I know that this question has been asked frequently but I don't know where my argument went wrong. This is Monty Hall Variant, where the initial setting is exactly the same, except Monty forgot which door contained the prize, so he had to randomly choose one door among the remaining two other doors, and it turns out the door he chose contains a goat. (If he happens to choose the door that contains the prize, then you lose)
For example, WLOG you have initially picked the door A. Then Monty randomly chooses one door either from B or C, but let's say C for the sake of argument. Then the prize is either behind A or B. Then let's define some notations:
Let A,B, and C be events that door A contains the prize, door B contains the prize, and door C contains the prize respectively. Also let Mc be the event that Monty chooses the door C.
Then I want to compare P(A|Mc) and P(B|Mc).

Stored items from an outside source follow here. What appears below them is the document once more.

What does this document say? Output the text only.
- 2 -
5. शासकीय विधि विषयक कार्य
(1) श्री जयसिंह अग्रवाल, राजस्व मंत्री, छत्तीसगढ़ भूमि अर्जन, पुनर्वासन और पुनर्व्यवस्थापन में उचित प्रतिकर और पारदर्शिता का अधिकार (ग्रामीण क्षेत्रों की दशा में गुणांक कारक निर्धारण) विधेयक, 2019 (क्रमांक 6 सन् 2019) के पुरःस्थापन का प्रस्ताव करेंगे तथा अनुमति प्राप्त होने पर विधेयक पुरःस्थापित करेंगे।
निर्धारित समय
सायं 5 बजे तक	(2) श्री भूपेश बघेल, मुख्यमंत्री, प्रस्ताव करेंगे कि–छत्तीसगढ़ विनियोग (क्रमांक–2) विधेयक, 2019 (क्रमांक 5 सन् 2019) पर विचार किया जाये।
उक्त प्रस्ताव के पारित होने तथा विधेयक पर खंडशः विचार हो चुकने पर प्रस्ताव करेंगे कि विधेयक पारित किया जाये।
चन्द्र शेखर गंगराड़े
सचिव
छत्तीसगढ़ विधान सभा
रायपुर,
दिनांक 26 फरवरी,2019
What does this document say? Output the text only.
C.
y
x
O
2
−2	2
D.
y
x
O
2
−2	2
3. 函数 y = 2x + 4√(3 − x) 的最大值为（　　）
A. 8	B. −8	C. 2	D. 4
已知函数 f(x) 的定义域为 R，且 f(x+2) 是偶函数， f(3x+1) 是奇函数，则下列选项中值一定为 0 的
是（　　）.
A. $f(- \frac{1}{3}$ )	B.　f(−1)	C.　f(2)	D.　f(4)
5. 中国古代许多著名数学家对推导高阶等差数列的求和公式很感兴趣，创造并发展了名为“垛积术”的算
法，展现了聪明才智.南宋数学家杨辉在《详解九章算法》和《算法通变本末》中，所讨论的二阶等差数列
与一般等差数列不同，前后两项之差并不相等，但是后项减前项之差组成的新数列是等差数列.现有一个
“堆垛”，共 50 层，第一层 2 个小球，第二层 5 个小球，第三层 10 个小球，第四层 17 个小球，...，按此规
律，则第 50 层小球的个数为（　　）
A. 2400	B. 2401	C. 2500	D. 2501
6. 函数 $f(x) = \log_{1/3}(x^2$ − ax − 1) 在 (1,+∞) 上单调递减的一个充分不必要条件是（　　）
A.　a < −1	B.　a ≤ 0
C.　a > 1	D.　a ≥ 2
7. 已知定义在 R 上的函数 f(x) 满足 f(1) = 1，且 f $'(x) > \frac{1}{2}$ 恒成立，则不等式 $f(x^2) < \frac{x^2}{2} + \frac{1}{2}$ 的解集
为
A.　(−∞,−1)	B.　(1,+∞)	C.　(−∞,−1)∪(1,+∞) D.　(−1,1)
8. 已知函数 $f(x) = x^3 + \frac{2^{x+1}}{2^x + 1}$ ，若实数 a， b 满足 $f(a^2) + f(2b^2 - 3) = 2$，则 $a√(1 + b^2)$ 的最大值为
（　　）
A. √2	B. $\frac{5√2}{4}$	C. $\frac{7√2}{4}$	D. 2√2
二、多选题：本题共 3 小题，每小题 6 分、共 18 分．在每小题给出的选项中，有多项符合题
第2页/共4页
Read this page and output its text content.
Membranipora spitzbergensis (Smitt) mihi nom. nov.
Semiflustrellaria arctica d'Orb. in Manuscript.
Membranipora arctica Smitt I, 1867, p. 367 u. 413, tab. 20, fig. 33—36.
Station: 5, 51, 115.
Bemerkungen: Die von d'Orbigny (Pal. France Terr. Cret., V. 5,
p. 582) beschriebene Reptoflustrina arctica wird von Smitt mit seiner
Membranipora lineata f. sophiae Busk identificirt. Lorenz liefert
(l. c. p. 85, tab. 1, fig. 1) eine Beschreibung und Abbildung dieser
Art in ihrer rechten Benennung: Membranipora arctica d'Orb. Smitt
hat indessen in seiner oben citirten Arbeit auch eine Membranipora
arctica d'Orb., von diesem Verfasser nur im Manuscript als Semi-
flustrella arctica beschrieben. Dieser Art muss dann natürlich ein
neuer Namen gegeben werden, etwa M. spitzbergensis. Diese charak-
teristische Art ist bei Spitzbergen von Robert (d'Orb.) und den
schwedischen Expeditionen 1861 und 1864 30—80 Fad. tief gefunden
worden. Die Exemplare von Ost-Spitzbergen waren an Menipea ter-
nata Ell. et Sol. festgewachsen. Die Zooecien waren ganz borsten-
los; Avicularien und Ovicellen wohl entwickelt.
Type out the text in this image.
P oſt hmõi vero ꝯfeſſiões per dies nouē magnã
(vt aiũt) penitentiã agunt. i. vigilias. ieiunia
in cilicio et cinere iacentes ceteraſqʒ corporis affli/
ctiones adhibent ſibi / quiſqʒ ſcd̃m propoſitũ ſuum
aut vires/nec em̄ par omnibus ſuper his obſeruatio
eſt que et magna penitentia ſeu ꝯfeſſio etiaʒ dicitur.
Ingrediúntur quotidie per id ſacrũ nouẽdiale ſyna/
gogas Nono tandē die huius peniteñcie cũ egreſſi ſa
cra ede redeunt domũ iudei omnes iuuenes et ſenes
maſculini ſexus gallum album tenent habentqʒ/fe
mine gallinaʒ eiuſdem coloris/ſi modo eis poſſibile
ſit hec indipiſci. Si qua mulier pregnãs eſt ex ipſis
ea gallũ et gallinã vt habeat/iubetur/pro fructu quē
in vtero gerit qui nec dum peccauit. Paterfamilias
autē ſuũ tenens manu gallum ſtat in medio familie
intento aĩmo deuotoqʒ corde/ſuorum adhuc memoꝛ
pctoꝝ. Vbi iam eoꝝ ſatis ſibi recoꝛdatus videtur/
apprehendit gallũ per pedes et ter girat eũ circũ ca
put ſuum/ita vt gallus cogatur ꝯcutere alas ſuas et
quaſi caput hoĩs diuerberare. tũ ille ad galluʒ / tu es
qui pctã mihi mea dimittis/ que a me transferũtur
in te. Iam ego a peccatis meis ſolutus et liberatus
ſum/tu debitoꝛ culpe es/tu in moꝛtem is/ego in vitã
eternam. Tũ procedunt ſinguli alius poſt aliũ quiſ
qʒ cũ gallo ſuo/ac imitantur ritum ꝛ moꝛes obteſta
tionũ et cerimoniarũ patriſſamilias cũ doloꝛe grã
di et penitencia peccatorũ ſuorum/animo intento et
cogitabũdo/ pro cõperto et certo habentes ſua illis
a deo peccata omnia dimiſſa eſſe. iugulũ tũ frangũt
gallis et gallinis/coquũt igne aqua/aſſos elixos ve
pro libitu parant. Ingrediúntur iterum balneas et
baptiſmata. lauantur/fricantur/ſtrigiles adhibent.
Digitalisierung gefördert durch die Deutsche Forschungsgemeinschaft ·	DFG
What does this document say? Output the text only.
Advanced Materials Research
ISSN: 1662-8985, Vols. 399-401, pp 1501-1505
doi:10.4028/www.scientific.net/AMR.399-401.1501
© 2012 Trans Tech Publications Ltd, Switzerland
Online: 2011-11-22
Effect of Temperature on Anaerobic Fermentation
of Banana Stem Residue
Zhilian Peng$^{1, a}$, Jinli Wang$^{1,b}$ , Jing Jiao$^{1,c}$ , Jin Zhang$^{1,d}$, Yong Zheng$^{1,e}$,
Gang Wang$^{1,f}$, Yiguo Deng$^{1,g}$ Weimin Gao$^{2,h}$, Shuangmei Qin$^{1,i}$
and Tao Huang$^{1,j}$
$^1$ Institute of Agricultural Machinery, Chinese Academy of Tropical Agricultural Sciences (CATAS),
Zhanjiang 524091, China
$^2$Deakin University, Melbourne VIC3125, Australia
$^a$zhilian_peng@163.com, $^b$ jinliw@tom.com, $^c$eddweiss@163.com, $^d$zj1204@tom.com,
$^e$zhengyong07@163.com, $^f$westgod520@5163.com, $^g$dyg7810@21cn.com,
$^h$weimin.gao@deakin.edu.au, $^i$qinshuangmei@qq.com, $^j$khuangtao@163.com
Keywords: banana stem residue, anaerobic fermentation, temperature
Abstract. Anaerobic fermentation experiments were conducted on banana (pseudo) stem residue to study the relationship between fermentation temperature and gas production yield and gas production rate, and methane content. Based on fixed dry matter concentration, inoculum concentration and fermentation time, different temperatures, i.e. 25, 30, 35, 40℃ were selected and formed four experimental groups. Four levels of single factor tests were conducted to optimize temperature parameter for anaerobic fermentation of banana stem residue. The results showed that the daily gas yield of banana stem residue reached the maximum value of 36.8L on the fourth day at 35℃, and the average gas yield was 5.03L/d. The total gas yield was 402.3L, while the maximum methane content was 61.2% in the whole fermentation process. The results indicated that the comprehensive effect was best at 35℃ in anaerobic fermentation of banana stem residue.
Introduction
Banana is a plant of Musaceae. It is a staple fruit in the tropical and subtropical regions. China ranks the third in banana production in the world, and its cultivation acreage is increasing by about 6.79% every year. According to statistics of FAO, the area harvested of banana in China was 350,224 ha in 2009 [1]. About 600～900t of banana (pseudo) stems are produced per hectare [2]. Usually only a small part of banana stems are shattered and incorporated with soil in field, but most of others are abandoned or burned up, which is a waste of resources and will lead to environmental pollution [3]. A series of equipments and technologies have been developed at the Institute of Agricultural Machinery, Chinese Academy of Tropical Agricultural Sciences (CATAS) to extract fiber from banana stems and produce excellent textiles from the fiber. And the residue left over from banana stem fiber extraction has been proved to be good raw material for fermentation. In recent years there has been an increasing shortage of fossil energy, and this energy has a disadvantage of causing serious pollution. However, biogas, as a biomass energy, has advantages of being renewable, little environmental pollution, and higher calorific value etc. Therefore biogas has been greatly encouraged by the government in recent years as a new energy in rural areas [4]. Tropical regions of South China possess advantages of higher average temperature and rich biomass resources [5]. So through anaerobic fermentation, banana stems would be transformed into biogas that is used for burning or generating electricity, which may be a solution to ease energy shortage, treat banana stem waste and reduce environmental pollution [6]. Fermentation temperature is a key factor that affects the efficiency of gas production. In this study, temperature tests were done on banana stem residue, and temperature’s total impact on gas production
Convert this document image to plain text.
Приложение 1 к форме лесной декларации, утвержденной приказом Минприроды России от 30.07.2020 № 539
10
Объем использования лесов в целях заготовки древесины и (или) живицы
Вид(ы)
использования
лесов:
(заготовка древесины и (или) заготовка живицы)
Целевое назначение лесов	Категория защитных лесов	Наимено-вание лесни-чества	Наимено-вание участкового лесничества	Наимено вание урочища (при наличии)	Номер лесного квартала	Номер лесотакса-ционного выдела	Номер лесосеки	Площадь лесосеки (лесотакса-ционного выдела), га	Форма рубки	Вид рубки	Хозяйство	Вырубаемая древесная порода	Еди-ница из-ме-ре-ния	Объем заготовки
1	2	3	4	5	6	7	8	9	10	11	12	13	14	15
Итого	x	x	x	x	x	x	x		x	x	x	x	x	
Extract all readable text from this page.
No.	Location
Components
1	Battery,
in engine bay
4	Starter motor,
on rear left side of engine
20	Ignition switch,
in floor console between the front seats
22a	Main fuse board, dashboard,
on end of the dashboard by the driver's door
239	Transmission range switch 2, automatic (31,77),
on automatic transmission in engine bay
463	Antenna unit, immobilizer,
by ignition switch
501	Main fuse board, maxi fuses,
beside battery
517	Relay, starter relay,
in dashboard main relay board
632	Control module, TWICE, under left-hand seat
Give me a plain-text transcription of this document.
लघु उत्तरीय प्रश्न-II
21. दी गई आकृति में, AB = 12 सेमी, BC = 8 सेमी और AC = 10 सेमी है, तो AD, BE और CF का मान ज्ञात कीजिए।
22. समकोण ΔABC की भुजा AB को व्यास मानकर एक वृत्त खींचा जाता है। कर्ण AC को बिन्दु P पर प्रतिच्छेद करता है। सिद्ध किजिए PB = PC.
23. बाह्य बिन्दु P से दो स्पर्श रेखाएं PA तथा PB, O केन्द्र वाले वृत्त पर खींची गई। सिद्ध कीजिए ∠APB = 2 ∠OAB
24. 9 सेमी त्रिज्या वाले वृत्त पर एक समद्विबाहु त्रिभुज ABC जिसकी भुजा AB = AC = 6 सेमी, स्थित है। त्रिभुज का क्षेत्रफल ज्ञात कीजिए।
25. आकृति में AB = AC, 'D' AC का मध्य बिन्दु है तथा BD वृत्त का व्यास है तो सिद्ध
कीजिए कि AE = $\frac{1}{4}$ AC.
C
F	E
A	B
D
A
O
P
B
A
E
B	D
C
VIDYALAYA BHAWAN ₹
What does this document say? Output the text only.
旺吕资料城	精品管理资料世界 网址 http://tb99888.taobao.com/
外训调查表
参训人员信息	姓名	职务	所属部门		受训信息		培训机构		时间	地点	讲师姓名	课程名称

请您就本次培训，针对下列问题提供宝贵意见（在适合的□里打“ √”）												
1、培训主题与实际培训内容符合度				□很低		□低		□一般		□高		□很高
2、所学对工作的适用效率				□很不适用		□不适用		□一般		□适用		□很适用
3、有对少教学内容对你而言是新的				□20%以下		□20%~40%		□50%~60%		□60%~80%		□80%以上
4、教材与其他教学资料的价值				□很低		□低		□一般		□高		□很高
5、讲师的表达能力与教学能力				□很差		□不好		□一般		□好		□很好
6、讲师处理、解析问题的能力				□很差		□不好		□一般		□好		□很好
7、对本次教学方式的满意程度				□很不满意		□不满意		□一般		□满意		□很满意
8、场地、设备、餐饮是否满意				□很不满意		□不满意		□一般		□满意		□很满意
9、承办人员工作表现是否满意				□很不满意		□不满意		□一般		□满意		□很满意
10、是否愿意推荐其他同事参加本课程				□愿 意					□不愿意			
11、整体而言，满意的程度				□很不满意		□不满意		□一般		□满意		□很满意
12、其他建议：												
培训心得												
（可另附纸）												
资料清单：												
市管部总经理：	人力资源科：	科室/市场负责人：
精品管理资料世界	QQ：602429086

Then all there is left with is using bayes' rule to solve both probabilities, and in order to solve it, I need to find P(Mc|A), P(Mc|B), P(Mc|C), but I argued that they are all 1/2 because no matter where the prize is hidden, he has to choose the door B or C with equal probability, namely 1/2, so conditioning on where the prize is hidden won't affect Monty's decision to choose the door among B or C, except he can't choose A since it has been already chosen by you. (I think this is where I screwed up, but I can't find what went wrong).
Then I find P(Mc) which turns out to be 1/2, and then I compute P(A|Mc) and P(B|Mc), which is 1/3 for both of them. The only part I got it right is that there is no advantage gained by switching doors, but from what I have googled, the probability that the prize is behind in either of these doors must be 1/2. What went wrong? Any input appreciated.
You're forgetting $P(C\mid M_C)$ which is also $1/3$.
If you want to model the situation that Monty randomly opens door $C$ and that is not where the prize is, you need to state that directly in the condition. The probabilities then jump to $$ P(A\mid M_C\land\neg C) = \tfrac12 \qquad\qquad P(B\mid M_C\land\neg C) = \tfrac12 $$
As you note, this doesn't affect $P(M_C)$, but since $P(M_C\land \neg C)$ is smaller than $P(M_C)$ (as it is perfectly possible that Monty opens door C and discovers a door), the corresponding conditional probabilities can still differ.
Computing $P(B\mid M_C)=P(C\mid M_B)=1/3$ correctly tells you that your chances of winning this entire game is $1/3$ if your strategy is "choose door A first, and then if you don't immediately lose, switch doors".